Fomalhaut é uma estrela jovem, com apenas algumas centenas de milhões de anos,a  cerca de 25,1 anos-luz de distância e duas vezes mais massiva que o Sol.É a estrela mais brilhante do constelação Piscis Austrinus e uma das estrelas mais brilhantes em nosso céu, visível no céu do hemisfério sul, no hemisfério norte no outono e no início das noites de inverno .

O cinto de poeira toroidal (em forma de pneu)  de Fomalhaut  foi descoberto na década de 1980 pelo satélite IRAS. Já foi visto várias vezes pelo Telescópio Espacial Hubble, mas  as novas imagens do Herschel mostram o cinto em muito mais detalhe em comprimentos de infravermelho afastado como nunca visto antes.

Acredita-se que as propriedades estreitas e a assimetria do disco aconteçam  devido à gravidade de um possível planeta em órbita em torno da estrela, mas a existência do planeta ainda está em estudo.

Acke, da Universidade de Leuven, na Bélgica, e seus colegas de equipe analisaram as observações do Herschel e encontraram  temperaturas de poeira no cinto que estão entre -230 e -170 º C, e porque Fomalhaut é ligeiramente fora de centro e mais perto do lado sul do cinto, o lado sul é mais quente e mais brilhante do que o lado norte.

Essas observações coletaram a luz estelar dipersada  pelos  grãos de fora do cinto,  luz  essa, que se mostrou muito fraca nos comprimentos de onda visíveis do Hubble, sugerindo que as partículas de poeira são relativamente grandes. Mas isso  parece ser incompatível com a temperatura do cinto tal como medido pelo Herschel no  infravermelho afastado 

Enquanto observações com Hubble sugerem que os grãos do disco de poeira sejam relativamente grandes, os dados  do Herschel  mostram que o pó no cinto tem as propriedades térmicas de pequenas partículas sólidas, com tamanhos de apenas alguns milionésimos de metro de diâmetro. Observações  do HST sugerem grãos sólidos mais de dez vezes maiores.

Para resolver o paradoxo, Acke e colegas sugerem que os grãos de poeira devam ser grandes agregados fofos, semelhantes às partículas de poeira liberadas a partir de cometas em nosso Sistema Solar. Eles teriam tanto  as propriedades térmicas como as de dispersão corretas.

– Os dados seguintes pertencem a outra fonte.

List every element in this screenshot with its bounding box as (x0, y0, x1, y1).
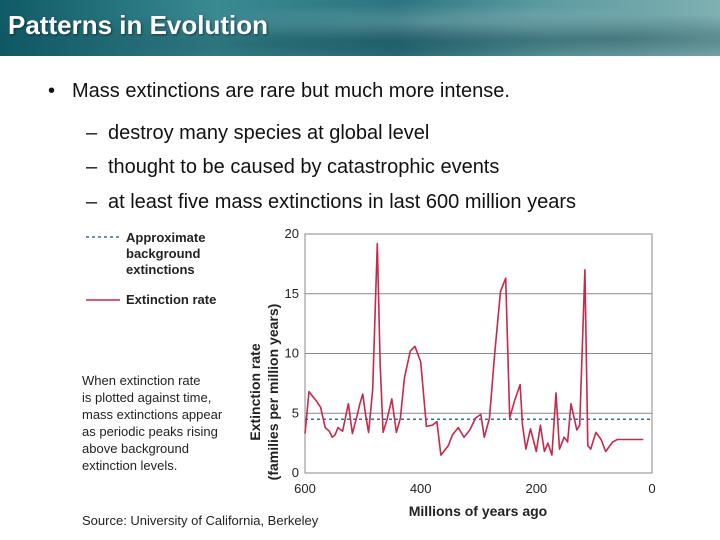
sub-bullet-text: thought to be caused by catastrophic eve… (108, 156, 500, 178)
x-axis-label: Millions of years ago (409, 503, 547, 519)
plot-area: 0 5 10 15 20 600 400 200 0 (285, 226, 656, 496)
x-tick-label: 400 (410, 481, 432, 496)
dash: – (86, 191, 98, 213)
y-tick-label: 20 (285, 226, 299, 241)
sub-bullet: – at least five mass extinctions in last … (86, 191, 576, 214)
y-tick-label: 10 (285, 346, 299, 361)
legend-rate-label: Extinction rate (126, 292, 216, 307)
x-tick-label: 200 (525, 481, 547, 496)
legend-background-label: background (126, 246, 200, 261)
legend-background-label: extinctions (126, 262, 195, 277)
y-tick-label: 0 (292, 465, 299, 480)
main-bullet: • Mass extinctions are rare but much more… (48, 80, 510, 103)
fossil-texture (0, 0, 720, 56)
bullet-dot: • (48, 80, 56, 102)
sub-bullet: – thought to be caused by catastrophic ev… (86, 156, 499, 179)
y-axis-label: Extinction rate (247, 343, 263, 440)
x-tick-label: 600 (294, 481, 316, 496)
page-title: Patterns in Evolution (8, 10, 269, 40)
sub-bullet-text: at least five mass extinctions in last 6… (108, 191, 576, 213)
note-line: above background (82, 441, 189, 456)
header-banner: Patterns in Evolution (0, 0, 720, 56)
sub-bullet: – destroy many species at global level (86, 122, 429, 145)
note-line: is plotted against time, (82, 390, 211, 405)
y-tick-label: 15 (285, 286, 299, 301)
legend-background-label: Approximate (126, 230, 205, 245)
y-axis-title: Extinction rate (families per million ye… (247, 304, 281, 481)
main-bullet-text: Mass extinctions are rare but much more … (72, 80, 510, 102)
x-tick-label: 0 (648, 481, 655, 496)
note-line: extinction levels. (82, 458, 177, 473)
y-tick-label: 5 (292, 405, 299, 420)
extinction-chart: Approximate background extinctions Extin… (82, 226, 656, 528)
sub-bullet-text: destroy many species at global level (108, 122, 430, 144)
y-axis-label: (families per million years) (265, 304, 281, 481)
note-line: as periodic peaks rising (82, 424, 218, 439)
dash: – (86, 156, 98, 178)
dash: – (86, 122, 98, 144)
note-line: mass extinctions appear (82, 407, 223, 422)
note-line: When extinction rate (82, 373, 201, 388)
source-note: Source: University of California, Berkel… (82, 513, 319, 528)
extinction-rate-line (304, 242, 644, 456)
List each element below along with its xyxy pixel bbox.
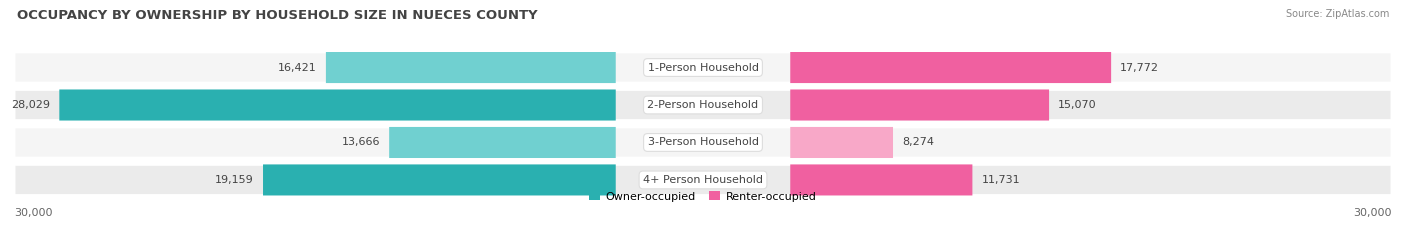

No entanto, isto conduz a um outro problema.

A luz brilhante vinda de Fomalhaut deveria soprar pequenas partículas de poeira para fora do cinto muito rapidamente, mas estes grãos parecem permanecer lá em abundância.

Então, a única maneira de explicar a contradição é o reabastecimento do cinto através de colisões contínuas entre objetos maiores em órbita em torno de Fomalhaut  que criam um pó novo.

Não é a primeira vez que a evidência de colisões cometárias têm sido vistas em torno de outro estrela. No ano passado, astrônomos usando o Telescópio Espacial Spitzer detectaram uma atividade semelhante a um tipo de “bombardeio pesado” , onde corpos gelados do sistema solar exterior estariam  possivelmente jogando mundos rochosos para mais perto da estrela.

Em Fomalhaut, no entanto, para sustentar o cinto, a taxa de colisões deve ser marcante: todo dia, o equivalente a dois cometas de 10 km de porte ou 2.000 cometas de 1 km de tamanho  devem ser completamente esmagados em pequenas partículas de poeira macias.

A fim de manter a taxa de colisão tão alta, os cientistas estimam que deve haver entre 260 mil milhões e 83 trilhões de cometas no cinto, dependendo do seu tamanho.Isso não é insondável, a equipe diz que, como nosso próprio Sistema Solar tem um número similar de cometas em sua Nuvem de Oort , que se formou a partir de objetos espalhados a partir de um disco em torno do Sol, quando era tão jovem como Fomalhaut.

“Estas imagens bonitas do Herschel tem fornecido as informações cruciais necessárias para modelar a natureza do cinto de poeira em torno de Fomalhaut”, disse Göran Pilbratt, cientista do projecto ESA Herschel.